9 Section 26-14-9 provides:

"Any person, firm, corporation, or official, including members of a multidisciplinary child protection team, quality assurance team, child death review team, or other authorized case review team or panel, by whatever designation, participating in the making of a good faith report in an investigation or case review authorized under this chapter or other law or department practice or in the removal of a child pursuant to this chapter, or participating in a judicial proceeding resulting therefrom, shall, in so doing, be immune from any liability, civil or criminal, that might otherwise be incurred or imposed."

10 See Ex parte Rudder, 507 So.2d 411, 416 (Ala. 1987). The purpose of the attorney-client privilege, upon which the psychotherapist-patient privilege is modeled, is to "encourage full and frank communication between attorneys and their clients and thereby promote broader public interests in the observance of the law and administration of justice." Upjohn Co. v.United States, 449 U.S. 383, 389, 101 S.Ct. 677, 66 L.Ed.2d 584 (1981) (holding that communications by corporate employees to counsel made in order to secure advice were protected); see also Jay v.Sears Roebuck Co., 340 So.2d 456 (Ala.Civ.App. 1976).

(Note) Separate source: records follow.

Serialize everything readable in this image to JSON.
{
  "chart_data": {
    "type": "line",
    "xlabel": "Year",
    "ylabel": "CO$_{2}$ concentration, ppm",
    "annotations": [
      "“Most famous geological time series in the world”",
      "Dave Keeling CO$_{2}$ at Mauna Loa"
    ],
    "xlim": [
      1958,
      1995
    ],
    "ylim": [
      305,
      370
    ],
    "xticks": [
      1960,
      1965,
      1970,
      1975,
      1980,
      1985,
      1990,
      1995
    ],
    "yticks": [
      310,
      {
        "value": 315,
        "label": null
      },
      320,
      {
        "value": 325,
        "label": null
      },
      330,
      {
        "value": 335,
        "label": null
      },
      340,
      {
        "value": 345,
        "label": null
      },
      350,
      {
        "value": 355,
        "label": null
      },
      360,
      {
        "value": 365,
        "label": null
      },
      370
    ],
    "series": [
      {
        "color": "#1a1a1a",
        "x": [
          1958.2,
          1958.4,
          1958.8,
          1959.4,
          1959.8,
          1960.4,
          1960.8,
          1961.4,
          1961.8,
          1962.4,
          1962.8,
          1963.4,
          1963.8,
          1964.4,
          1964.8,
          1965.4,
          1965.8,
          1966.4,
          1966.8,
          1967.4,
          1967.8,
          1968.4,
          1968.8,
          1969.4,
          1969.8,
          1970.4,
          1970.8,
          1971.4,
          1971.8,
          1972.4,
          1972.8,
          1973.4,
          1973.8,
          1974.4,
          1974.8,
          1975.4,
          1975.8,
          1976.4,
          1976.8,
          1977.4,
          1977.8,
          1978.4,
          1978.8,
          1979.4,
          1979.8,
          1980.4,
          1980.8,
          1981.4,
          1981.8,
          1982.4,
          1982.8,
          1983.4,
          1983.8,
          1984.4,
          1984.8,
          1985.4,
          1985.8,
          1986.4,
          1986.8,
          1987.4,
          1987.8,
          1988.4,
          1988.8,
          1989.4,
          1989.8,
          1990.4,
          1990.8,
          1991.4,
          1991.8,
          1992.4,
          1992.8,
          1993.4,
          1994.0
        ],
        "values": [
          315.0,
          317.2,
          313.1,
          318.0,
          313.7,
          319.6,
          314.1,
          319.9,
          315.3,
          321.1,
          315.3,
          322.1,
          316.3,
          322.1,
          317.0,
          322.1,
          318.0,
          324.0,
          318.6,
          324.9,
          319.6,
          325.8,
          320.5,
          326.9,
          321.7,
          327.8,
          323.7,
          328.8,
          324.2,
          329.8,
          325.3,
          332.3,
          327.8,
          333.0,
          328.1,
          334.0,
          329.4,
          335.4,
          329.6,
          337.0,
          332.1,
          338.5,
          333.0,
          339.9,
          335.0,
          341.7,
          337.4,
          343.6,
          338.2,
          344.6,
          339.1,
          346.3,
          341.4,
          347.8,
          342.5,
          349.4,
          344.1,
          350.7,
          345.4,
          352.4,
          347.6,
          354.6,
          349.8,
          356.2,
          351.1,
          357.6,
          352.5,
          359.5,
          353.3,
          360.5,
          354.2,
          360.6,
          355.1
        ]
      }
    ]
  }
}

11 But see Rudder, 507 So.2d at 417 ("[The] psychiatrist-patient privilege may not in all cases be an impenetrable shield."); see also Harbin v. Harbin, 495 So.2d 72 (Ala. 1986) (recognizing an exception to the privilege in child-custody cases where the mental state of one of the parents is at issue); Free v. State, 455 So.2d 137 (Ala.Crim.App. 1984) (stating that the privilege is unavailable where a criminal defendant raises an insanity defense).
12 The impact of the immunity statute on the attorney-client privilege, which is the model upon which the psychotherapist-patient privilege is based, is not before us; however, the implications are obvious.